Staffing and Managing
It is crucial a pool be well maintained to prevent accidents from occurring. Proper maintenance also protects the pool from damage and prevents it from damaging the surrounding property. This is where professional pool management companies come in.
Professional pool management companies specialize in managing swimming pools and health club facilities for co-ops, condos and other residential communities—some even provide lifeguard and maintenance staffing. The majority of communities with pools use these companies, in part because of the reservoir of employees they provide, and also to reduce the burden on their managing agent.
Swimming pool management companies frequently train their own lifeguards and Certified Pool Operators (CPOs); by law there must a CPO at the pool, so it is very convenient for the lifeguard to have this certification. Lifeguards are also usually responsible for day-to-day maintenance of the pool.
One challenge with a community pool and the pool management company is maintaining the appropriate staffing levels. Many of the pool employees are transient. Consider lifeguards, for example. So how many people does it take to run a pool? There are many factors such as community size, pool size and the amount of money the HOA is willing to spend that will decide how many employees to hire.
One of the biggest advantages of using a swimming pool management company is that these companies are also insured and assume most, if not all, of the responsibility for the pool’s safety and cleanliness.
Insuring Your Investment
Contractors aren’t the only ones who need to secure the proper coverage. HOAs need to assess their risk and confer with their insurer to make sure the sparkling pool their residents enjoy so much isn’t setting them up for catastrophic loss. How much a pool actually impacts an association’s bottom line depends on the pool and how it’s rated. It definitely has impact, but it’s not necessarily a driving factor in their premium unless they have a large loss or extensive claims history.
Is All the Work Worth It?
Swimming pools have plumbing, heaters, pumps and other technical equipment that may occasionally need repair. Many pool management companies do not handle extensive repairs themselves, but are responsible for contracting an outside company to do the work. Mechanical problems usually require immediate attention and can be quite costly—running anywhere from $500 to $30,000. In addition to the technical repairs and upkeep, there are other costs involved in maintaining a community pool.
When comparing the costs of maintaining and operating a pool against the benefits, many HOAs find that having a pool is worth the expense. For prospective residents, amenities such as a pool are very important. A well-designed and thoughtfully located pool enhances the aesthetics of the overall property. It is a great tool when it comes to marketing your property.
Manage and Maintain
While swimming pools may make for happy community residents, they are often a challenge to manage and maintain.

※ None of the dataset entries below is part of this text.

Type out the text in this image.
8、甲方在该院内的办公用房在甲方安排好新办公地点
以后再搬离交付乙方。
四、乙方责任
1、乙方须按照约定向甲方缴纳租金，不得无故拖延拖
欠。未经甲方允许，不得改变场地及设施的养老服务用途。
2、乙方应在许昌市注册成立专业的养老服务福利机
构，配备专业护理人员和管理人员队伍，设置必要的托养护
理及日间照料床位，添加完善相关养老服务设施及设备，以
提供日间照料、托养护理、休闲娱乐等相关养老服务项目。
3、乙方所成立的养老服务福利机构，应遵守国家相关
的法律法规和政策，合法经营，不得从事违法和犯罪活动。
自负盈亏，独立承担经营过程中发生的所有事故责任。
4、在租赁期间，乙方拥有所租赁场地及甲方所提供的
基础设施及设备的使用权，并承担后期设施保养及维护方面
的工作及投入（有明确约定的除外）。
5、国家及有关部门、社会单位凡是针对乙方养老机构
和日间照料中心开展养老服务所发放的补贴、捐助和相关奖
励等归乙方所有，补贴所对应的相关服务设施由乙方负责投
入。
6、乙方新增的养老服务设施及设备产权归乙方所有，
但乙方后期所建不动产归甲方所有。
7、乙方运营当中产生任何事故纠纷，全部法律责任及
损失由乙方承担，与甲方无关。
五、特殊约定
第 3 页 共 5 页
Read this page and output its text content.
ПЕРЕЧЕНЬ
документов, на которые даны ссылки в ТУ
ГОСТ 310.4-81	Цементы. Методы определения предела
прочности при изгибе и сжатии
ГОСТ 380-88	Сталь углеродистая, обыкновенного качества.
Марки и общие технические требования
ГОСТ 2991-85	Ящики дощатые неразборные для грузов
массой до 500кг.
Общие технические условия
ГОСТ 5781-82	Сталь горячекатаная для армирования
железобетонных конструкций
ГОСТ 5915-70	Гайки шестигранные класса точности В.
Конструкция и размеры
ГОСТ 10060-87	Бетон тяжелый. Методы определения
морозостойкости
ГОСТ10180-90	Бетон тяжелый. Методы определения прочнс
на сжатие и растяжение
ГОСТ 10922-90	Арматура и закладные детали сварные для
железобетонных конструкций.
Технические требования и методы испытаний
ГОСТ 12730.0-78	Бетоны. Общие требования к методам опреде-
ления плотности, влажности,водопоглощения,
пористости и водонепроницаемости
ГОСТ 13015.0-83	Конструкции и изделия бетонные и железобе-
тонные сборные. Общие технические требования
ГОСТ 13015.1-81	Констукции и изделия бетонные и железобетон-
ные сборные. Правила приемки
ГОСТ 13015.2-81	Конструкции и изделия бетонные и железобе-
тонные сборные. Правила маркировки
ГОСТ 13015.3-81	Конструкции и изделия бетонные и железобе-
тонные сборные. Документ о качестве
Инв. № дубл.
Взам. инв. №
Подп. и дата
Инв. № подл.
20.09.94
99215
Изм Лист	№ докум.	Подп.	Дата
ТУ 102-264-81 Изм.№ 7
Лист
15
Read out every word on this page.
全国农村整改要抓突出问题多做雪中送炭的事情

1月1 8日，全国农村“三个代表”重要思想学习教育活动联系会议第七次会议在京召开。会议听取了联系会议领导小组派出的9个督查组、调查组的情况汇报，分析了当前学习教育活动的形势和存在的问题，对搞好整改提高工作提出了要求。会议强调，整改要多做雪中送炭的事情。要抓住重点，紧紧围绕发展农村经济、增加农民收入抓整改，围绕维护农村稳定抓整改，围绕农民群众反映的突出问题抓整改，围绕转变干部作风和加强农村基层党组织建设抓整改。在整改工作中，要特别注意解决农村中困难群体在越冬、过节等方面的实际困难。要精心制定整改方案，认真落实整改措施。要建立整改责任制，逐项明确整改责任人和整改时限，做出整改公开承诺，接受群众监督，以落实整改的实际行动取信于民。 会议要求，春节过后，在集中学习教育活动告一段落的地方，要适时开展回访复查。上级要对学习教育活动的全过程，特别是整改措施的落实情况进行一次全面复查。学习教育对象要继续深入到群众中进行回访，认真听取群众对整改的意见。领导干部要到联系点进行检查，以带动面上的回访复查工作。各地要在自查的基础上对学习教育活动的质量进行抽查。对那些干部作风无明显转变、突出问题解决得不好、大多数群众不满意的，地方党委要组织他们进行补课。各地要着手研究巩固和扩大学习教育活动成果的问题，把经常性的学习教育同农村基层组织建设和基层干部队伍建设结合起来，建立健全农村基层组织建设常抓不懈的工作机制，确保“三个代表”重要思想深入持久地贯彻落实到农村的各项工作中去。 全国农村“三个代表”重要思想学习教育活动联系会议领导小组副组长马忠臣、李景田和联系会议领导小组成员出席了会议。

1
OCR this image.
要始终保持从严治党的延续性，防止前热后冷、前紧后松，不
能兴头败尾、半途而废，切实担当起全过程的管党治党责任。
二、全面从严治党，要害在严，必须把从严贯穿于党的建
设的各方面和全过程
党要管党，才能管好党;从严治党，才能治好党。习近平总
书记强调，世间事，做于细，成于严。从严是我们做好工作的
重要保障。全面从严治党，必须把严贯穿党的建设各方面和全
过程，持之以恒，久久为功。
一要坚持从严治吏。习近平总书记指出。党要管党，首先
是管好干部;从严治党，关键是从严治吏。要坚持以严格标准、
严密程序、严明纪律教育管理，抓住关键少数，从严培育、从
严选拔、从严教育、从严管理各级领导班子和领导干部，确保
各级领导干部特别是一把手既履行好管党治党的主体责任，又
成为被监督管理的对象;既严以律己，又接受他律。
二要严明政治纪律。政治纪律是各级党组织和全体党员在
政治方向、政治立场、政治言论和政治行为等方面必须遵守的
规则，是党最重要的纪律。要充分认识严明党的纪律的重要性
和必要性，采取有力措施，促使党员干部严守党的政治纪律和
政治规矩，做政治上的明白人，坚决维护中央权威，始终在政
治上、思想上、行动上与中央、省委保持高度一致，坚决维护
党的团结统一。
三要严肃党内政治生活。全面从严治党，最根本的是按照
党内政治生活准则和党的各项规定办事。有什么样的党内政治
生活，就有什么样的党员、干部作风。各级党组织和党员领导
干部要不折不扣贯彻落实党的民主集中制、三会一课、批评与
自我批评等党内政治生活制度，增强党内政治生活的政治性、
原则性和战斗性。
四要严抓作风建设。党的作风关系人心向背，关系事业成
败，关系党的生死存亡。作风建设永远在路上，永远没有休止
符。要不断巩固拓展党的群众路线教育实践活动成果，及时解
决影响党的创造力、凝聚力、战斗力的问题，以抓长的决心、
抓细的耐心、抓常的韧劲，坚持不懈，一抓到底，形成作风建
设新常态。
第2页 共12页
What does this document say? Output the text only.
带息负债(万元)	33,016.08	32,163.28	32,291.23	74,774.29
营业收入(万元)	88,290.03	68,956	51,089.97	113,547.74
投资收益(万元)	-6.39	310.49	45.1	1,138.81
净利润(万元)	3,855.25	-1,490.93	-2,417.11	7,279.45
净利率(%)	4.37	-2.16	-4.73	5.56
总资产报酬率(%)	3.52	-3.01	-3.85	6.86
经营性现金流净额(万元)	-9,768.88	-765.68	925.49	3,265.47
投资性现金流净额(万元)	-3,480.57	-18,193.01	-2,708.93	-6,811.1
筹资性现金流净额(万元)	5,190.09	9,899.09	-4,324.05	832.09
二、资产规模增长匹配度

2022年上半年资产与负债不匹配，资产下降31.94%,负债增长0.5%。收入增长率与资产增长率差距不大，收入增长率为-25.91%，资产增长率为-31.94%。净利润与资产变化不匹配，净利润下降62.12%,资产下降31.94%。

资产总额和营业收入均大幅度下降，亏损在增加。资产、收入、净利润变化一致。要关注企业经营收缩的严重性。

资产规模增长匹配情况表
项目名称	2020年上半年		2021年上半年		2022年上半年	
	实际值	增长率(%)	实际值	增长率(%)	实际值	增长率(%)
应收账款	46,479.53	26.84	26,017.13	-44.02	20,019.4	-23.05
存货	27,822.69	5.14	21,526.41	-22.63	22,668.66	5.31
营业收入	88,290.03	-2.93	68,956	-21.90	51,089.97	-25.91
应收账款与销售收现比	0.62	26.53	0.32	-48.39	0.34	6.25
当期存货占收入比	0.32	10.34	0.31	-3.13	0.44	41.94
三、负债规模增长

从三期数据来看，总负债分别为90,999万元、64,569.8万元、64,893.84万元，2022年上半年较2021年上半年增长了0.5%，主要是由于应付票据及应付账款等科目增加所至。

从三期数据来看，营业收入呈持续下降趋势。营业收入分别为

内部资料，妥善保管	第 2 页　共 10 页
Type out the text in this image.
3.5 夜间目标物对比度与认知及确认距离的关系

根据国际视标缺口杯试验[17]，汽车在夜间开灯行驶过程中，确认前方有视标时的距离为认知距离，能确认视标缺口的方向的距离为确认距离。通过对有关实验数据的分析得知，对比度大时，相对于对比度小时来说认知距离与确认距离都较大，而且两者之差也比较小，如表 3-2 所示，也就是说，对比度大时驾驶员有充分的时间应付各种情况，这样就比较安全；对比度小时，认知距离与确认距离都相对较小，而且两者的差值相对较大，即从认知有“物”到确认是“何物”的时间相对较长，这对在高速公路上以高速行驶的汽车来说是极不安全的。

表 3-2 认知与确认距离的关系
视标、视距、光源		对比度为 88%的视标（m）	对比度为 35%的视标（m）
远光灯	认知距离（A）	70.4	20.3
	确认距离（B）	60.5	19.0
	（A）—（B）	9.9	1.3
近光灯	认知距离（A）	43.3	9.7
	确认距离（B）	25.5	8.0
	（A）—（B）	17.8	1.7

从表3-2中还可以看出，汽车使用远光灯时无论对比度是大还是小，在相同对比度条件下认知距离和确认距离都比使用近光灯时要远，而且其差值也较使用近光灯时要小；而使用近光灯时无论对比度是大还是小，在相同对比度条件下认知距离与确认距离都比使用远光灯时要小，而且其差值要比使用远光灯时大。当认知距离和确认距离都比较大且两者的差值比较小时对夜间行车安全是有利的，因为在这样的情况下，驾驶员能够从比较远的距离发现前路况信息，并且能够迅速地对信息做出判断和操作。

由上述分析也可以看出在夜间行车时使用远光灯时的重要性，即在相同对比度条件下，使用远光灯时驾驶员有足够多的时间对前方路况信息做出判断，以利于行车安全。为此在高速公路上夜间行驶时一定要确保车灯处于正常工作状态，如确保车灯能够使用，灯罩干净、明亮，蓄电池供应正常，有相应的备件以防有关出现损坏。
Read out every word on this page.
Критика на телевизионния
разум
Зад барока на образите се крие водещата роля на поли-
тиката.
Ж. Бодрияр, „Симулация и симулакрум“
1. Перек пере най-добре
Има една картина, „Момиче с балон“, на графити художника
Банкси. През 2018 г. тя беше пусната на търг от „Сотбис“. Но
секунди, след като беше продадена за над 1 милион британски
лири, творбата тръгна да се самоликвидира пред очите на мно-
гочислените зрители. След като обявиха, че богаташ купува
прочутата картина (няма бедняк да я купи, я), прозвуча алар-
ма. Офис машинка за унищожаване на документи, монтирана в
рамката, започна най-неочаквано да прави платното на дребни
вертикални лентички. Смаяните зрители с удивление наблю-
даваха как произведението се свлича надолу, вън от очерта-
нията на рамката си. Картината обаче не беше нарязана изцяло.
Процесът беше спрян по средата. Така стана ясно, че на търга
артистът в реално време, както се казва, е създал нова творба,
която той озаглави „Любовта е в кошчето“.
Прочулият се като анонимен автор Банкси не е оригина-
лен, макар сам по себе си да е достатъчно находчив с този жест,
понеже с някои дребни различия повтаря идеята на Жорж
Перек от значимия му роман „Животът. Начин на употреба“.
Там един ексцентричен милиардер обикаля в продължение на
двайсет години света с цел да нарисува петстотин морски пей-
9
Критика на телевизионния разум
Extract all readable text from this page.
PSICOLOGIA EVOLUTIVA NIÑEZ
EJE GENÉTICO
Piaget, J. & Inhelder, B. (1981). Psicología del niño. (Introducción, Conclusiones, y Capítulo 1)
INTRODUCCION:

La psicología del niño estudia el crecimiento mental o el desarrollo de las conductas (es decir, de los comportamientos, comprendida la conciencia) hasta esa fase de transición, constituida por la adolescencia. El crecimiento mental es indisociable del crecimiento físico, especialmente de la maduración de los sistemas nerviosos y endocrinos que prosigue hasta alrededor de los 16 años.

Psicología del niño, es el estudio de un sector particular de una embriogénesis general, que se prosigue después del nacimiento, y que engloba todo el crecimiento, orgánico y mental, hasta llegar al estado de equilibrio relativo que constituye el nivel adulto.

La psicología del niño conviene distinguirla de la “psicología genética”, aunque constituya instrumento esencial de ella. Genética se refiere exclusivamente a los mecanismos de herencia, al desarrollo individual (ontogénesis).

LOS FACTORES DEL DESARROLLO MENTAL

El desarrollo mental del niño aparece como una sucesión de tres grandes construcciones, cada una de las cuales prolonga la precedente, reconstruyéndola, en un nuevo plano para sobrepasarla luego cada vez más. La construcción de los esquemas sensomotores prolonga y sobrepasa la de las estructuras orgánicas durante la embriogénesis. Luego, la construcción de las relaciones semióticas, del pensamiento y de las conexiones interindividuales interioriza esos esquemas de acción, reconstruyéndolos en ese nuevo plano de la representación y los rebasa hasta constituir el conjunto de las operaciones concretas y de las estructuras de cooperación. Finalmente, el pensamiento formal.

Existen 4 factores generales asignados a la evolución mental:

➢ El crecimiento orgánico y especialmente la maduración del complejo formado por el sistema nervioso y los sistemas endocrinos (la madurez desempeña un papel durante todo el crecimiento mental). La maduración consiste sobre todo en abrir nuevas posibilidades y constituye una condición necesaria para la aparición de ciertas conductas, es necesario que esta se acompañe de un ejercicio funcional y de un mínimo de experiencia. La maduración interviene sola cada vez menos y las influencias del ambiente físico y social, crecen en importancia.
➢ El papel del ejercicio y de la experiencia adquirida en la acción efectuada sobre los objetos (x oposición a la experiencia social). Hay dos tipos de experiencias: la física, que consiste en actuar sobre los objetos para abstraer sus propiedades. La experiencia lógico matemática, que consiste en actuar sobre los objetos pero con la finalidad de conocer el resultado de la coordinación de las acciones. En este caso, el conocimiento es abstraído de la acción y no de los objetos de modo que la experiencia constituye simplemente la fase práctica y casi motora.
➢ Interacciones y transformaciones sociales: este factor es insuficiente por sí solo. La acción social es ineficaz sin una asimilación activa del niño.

But by forming a close working relationship with a pool management company and by taking proactive measures to make sure the pool is safe and healthy, the stressfulness of maintaining a swimming pool can be minimized. Pools are potentially dangerous and require a great deal of upkeep, but if the seriousness of these issues is addressed effectively, managers can provide residents with a high-quality pool environment while minimizing the headache factor for themselves.
If you're a resident, make sure that all your HOA dues are up to date and that you don't have any delinquencies or other issues that you need to work out. You don't want to miss out on your chance to enjoy the pool with your family this summer! If you're a member of your community's HOA board, good luck with everything and we hope that these tips have helped you to start thinking about what the pool season ahead requires. From all of us at IKO Community Management, have a great spring and we'll see you in the pool this summer.